Chicago Public Schools demonstrated that it had implemented a number of Covid-19 mitigation measures to make it safe for kids to return to the classroom, Lightfoot said, but “the union needed to work with us and they never did that.”

“Schools are about children. We demonstrated over and over again that our schools were safe. We put $100 million into retrofitting classrooms, making sure that they had the PPE, making sure that every single classroom had filters to make sure that the air was safe. Deep cleaning of every single building,” she said. “But fundamentally, we know that where children learn the best and where they are safest is in the classroom, and in-person learning, and none of our parents signed up to be homeschoolers. And the learning loss is real.”

In testimony before Congress last week, Weingarten attempted to rewrite her pivotal part in the prolonged school closures that led to massive education disruption nationwide. “We spent every day from February on trying to get schools open,” she claimed. “We know that remote education was not a substitute for opening schools.”

Throughout the pandemic, the AFT fought to postpone reopening schools, calling such an idea “reckless, callous, cruel” in the fall of 2020. Weingarten made other arguments to keep schools shuttered through the spring and summer of 2020. Her union aggressively lobbied the CDC to adjust its school-reopening guidance. Two of its language recommendations were adopted verbatim.

“The CDC in February and March basically asked all sorts of different organizations to sit down with them and give them comments about what they thought was important. They talked to parent organizations, they talked to the two unions, and one of the things that we didn’t see in the CDC draft is that there were variants that were right around the corner,” Weingarten said in May 2021.

On Monday, Lightfoot disputed Weingarten’s revisionist account of the school reopening debates.

“That’s not the reality that was happening on the ground in cities like Chicago, like Los Angeles and other places,” Lightfoot said. “We needed to get our kids back in school, and I’m unapologetic about the fight to make sure that we put our kids and our parents first.”

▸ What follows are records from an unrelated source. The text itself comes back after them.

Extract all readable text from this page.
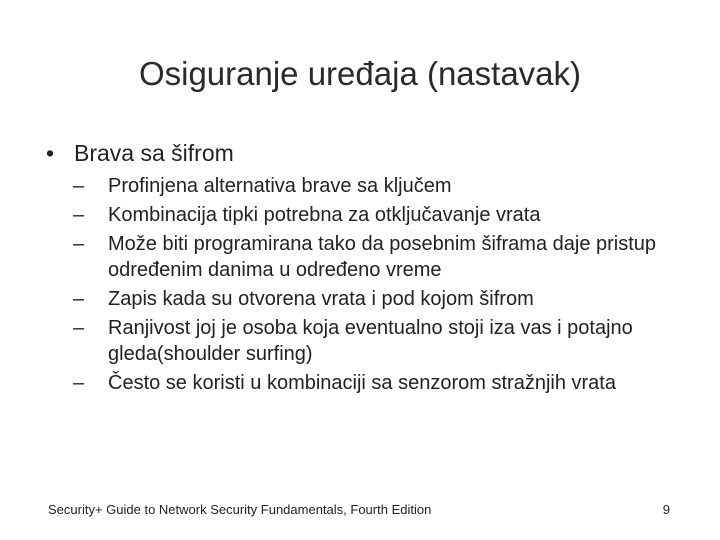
Osiguranje uređaja (nastavak)
• Brava sa šifrom
– Profinjena alternativa brave sa ključem
– Kombinacija tipki potrebna za otključavanje vrata
– Može biti programirana tako da posebnim šiframa daje pristup određenim danima u određeno vreme
– Zapis kada su otvorena vrata i pod kojom šifrom
– Ranjivost joj je osoba koja eventualno stoji iza vas i potajno gleda(shoulder surfing)
– Često se koristi u kombinaciji sa senzorom stražnjih vrata
Security+ Guide to Network Security Fundamentals, Fourth Edition	9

AFT affiliate unions like the Chicago Teachers Union, which Lightfoot battled well into 2022 to reopen schools in the city, in December of 2020 said that the push to reopen schools “is rooted in sexism, racism, and misogyny.” In January 2022, Chicago students missed multiple days of instruction due to the union striking against in-person school and allegedly inadequate Covid-19 safety protocols.

Speaking to lawmakers last week, Weingarten doubled down in her justification for consulting with the health arm of the government before reopening schools.

“It made sense to consult with the CDC and it was not only appropriate for the CDC to confer with educators, it would have been irresponsible not to,” she said during the hearing.

Lightfoot is set to turn over the mayoralty to Brandon Johnson later this month after failing to advance to the final round of the runoff in February.